The Wapshot Scandal: Analysis of Major Characters

Author: John Cheever

First published: 1964

Genre: Novel

Locale: St. Botolphs, Massachusetts; Proxmire Manor, a Westchester suburb; and Talifer, site of a missile research base

Plot: Social satire

Time: Early 1960's

Coverly Wapshot, who is younger and seemingly less agreeable and promising than his brother Moses. He is also “a model of provincial virtues” and as such seems both naïve and strangely noble. He is twenty-eight years old and lives in Talifer with his wife and son. Although trained as a computer taper, he has been assigned to the public relations department at the Talifer missile site and research center. When his marriage begins to sour, he develops the habit of “talking like a Chinese fortune cookie” and pretending that nothing unpleasant has happened. Wanting to be useful as a husband, father, and worker, he is repeatedly made to feel helpless and inconsequential. Despite the blows to his fragile sense of self-esteem, he remains both hopeful and dutiful to the end.

Betsey Wapshot, Coverly's wife, who holds in her hands the raw material of his dreams. In unfriendly Talifer, the dark side of her personality emerges. As marriage to this “moon goddess” with her irreconcilable faces turns into a battleground, Coverly adopts the posture of a losing sexual combatant and Betsey seizes on every crumb of self-esteem that he drops.

Moses Wapshot, Coverly's older brother. Now in his early thirties, he works for a shady brokerage house and lives in affluent Proxmire Manor. When his aunt Honora's monthly stipend stops, Moses, deeply in debt, departs on a frantic and unsuccessful effort to raise cash. His absence is the proximate cause of his wife's adultery, which is in turn the proximate cause of his subsequent drinking and pessimism.

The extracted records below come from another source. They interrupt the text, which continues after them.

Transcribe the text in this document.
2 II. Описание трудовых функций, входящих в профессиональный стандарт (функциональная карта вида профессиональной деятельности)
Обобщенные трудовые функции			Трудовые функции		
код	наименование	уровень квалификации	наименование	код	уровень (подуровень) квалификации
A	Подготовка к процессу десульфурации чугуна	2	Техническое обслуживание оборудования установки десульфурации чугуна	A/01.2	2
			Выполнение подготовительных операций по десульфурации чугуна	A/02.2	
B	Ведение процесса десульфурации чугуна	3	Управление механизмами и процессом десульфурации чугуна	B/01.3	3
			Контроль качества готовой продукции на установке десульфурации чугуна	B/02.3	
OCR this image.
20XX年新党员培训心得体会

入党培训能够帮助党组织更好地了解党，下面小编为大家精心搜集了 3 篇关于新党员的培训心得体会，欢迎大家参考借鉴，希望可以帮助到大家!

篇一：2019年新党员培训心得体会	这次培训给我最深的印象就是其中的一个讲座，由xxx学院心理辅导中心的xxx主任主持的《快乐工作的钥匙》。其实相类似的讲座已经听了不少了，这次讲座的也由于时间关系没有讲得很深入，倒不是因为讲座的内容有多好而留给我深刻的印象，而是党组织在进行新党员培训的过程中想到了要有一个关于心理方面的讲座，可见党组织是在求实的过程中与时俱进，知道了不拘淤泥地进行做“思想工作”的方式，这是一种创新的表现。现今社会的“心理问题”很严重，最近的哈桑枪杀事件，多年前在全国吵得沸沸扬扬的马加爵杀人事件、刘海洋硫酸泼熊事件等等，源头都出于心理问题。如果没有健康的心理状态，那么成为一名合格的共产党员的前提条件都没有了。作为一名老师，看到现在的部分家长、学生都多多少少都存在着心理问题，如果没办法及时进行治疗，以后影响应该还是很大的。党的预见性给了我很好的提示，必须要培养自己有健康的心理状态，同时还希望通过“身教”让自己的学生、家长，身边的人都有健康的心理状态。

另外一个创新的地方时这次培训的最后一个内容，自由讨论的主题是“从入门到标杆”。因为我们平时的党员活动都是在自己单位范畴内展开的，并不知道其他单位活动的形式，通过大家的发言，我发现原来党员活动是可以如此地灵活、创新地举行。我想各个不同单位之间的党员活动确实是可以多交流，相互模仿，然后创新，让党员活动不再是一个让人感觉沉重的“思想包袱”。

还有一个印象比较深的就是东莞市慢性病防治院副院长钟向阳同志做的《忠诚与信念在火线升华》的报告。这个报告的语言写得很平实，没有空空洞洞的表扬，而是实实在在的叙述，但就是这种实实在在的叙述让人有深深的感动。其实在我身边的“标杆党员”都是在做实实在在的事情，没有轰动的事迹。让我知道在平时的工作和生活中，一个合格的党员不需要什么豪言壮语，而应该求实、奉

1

Melissa Wapshot, Moses' bored and lonely wife. A mysterious illness makes her fearful of death and greedy for pleasure. She takes nineteen-year-old Emile Cranmer as her lover, but instead of being reinvigorated, she comes to feel old and “morally shabby.” Separated from her husband, she ends up in Rome, where she buys Emile in a beauty pageant/sex-slave auction. She lives with him unhappily ever after.

Emile Cranmer, a nineteen-year-old grocery clerk who lives with his widowed mother in straitened circumstances. Although Melissa thinks him “divine,” the narrator judges him “pitiful, vain, and fair, a common young man trying to find some pleasure and adventure in life.” Always hungry but never greedy, he takes what Melissa offers but remains unsatisfied and disappointed.

Gertrude Lockhart, a happily married mother of three. She suffers a series of domestic setbacks—frozen plumbing, an exploding furnace, an overflowing washing machine, and blown fuses—that take her from tears to promiscuity and drink, then to being ostracized and finally to suicide. Her comic predicament, minus her tragic end, anticipates Melissa's downfall.

Lemuel Cameron, the imperious director of the Talifer missile site and research center. He has distanced himself from his Italian heritage and retarded son. Ending his affair with his greedy Roman mistress, he is rewarded with the discovery “that there was some blessedness in the nature of things.” Soon after, in a twist of irony, a congressional committee strips him of his security clearance.

Honora Wapshot, Coverly's aunt, the matriarch of the Wapshot family. When her eccentricity eventually gets her in trouble with the government, for failure to pay income tax, she flees to Rome, where she feels the full weight of homesickness. Returning to St. Botolphs, she promptly drinks and starves herself to death.

The narrator, who enters the story at several points. Near the beginning, he recalls the pleasant times he spent with the Wapshots at their home as well as their power to make him feel alone and to make it painfully clear that he was an outsider. At the end, he bids farewell to St. Botolphs, a town he loves but to which he says he will never return.